The Foundation clarified that the surge in PRs is not inherently negative—it signals growing interest in Godot—but the influx of AI-authored contributions is “sapping the projects’ maintainers of their willingness to confront the already tedious work of reviewing pull requests.” The key concern is accountability: “AI cannot take responsibility, and we can’t trust heavy users of AI to understand their code enough to fix it.”

The updated policy will include explicit rejections of AI-authored code. Contributors may still use AI assistance for “menial things” but must disclose its use. Additionally, any AI-generated text in human-to-human communication (e.g., pull request comments or issue discussions) is banned, as it violates “a basic principle of respect.” Machine translations of human-authored text remain acceptable. The Foundation acknowledges that the AI tool landscape evolves rapidly and states it will take a “conservative approach” while re-evaluating as things change.

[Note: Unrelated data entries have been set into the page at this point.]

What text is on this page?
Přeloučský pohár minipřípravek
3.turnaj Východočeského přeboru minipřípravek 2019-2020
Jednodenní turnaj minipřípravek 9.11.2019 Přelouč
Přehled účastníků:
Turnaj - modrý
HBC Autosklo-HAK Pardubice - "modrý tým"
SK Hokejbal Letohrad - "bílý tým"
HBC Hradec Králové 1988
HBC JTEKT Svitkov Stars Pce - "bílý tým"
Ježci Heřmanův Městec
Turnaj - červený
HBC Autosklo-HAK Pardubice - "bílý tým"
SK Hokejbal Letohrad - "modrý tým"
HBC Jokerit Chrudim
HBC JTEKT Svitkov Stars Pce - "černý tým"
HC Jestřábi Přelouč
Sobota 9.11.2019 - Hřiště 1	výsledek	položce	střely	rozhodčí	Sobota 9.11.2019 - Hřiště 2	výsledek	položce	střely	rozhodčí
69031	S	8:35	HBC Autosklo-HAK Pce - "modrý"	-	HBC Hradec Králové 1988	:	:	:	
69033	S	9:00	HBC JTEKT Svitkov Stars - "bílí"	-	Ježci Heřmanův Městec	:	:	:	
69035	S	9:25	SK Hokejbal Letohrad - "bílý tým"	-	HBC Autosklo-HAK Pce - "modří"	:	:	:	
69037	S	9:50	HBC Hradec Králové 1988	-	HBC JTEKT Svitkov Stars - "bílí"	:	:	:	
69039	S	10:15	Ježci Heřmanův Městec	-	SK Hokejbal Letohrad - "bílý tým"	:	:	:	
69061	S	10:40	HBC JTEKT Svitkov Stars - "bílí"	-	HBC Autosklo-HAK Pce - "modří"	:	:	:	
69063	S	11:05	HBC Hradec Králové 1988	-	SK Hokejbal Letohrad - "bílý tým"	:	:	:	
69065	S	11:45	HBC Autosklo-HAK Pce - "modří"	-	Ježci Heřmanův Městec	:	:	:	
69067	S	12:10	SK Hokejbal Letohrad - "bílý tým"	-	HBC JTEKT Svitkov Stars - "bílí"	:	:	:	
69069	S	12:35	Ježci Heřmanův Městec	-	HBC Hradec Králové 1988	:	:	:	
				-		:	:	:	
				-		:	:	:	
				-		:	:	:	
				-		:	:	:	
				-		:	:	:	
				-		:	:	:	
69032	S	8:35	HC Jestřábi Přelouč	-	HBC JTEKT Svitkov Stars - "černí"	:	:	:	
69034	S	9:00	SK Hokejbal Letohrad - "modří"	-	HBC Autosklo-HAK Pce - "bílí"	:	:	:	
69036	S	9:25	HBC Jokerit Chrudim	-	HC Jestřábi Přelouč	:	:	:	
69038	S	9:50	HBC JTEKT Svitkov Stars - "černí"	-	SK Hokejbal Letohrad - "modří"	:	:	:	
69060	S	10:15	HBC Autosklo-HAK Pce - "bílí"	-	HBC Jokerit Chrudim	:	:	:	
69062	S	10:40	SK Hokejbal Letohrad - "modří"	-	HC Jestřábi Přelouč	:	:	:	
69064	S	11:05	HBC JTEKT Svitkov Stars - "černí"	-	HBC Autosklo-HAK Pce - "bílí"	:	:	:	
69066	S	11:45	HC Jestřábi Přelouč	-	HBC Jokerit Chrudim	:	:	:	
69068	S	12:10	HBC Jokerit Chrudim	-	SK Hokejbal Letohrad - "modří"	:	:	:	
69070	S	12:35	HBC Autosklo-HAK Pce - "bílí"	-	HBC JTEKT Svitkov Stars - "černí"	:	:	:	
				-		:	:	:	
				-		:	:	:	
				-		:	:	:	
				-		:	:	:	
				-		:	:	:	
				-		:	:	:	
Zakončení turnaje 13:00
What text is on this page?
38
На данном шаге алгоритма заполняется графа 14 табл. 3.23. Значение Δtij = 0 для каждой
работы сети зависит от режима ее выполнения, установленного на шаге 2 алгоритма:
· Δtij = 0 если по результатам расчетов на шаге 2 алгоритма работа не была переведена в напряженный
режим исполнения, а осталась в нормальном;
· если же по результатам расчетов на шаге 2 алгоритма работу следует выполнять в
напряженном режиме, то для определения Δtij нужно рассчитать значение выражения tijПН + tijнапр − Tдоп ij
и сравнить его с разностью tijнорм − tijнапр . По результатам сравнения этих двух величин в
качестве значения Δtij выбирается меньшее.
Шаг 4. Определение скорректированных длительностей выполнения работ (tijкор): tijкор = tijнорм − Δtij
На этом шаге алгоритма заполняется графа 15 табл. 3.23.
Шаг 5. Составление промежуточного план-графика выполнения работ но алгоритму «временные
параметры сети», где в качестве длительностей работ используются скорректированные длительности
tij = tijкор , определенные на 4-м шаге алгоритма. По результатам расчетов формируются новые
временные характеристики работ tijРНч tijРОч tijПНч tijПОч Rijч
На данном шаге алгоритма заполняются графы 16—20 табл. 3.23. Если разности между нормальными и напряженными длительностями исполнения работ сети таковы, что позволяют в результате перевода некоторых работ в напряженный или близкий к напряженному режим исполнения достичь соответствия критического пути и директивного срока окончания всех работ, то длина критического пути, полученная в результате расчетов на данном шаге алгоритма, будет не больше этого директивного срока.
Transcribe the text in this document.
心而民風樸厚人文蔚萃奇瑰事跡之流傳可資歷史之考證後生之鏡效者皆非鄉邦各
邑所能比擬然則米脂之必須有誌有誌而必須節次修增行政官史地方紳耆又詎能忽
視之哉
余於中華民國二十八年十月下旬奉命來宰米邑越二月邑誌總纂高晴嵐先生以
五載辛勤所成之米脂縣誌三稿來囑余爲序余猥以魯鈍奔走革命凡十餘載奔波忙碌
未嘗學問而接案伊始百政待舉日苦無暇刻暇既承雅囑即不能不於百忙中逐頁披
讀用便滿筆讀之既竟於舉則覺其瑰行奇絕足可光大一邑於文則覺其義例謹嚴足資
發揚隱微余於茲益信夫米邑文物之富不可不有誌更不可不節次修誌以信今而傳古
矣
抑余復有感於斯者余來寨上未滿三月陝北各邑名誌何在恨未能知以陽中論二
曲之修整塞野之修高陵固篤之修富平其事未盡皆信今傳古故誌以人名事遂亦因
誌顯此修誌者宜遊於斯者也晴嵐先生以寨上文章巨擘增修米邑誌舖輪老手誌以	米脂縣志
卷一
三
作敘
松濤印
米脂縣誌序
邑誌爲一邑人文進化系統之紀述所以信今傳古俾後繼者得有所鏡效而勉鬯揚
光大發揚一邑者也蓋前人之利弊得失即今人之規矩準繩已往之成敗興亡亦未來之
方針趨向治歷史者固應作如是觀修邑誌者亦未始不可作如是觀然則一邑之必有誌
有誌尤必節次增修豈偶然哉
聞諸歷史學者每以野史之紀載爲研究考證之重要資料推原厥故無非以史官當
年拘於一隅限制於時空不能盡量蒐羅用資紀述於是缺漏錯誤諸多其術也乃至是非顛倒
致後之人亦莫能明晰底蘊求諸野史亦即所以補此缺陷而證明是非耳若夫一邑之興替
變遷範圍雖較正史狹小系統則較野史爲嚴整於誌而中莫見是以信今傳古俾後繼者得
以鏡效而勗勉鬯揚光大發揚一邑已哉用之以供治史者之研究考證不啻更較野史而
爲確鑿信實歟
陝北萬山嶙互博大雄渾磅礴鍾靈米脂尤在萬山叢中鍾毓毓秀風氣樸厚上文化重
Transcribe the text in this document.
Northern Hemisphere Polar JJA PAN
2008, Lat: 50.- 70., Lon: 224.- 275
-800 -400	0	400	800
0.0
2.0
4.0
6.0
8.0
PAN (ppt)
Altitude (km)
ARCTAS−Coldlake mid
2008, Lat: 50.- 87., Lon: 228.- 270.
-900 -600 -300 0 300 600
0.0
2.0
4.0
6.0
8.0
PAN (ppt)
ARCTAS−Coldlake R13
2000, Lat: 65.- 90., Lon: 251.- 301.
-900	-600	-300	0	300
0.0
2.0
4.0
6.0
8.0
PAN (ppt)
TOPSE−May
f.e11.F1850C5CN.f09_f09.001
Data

Historical Parallels & Similar Incidents§

Godot’s move parallels actions taken by other open-source projects grappling with AI-generated contributions. In early 2025, the maintainers of the RPCS3 PlayStation 3 emulator publicly called out “AI slop code” and announced they would reject PRs that appeared to be generated by language models without proper human oversight. Similarly, the developer of the Garry’s Mod sequel, s&box, faced criticism after its early access launch on Steam featured numerous user-submitted “vibe coded” games that relied heavily on generative AI, prompting community backlash.

Another notable parallel occurred when the Playdate console’s curation team decided to stop accepting games created with generative AI, citing concerns over originality and quality control. These incidents highlight a growing tension in open-source and indie ecosystems: the desire to leverage AI for productivity clashes with the need for maintainable, accountable code. In each case, the burden falls on volunteer reviewers who must sift through low-effort submissions, often with no reciprocation from the contributors.

The lesson is clear: open-source sustainability hinges on trust and mentorship. When AI-generated code enters the pipeline, it disrupts the feedback loop that trains new developers to become long-term maintainers. As one RPCS3 developer put it, “Leave behind something useful to humanity when you’re gone, instead of peddling slop.” The Godot Foundation’s policy formalizes that ethos, drawing a line that many in the community have long demanded.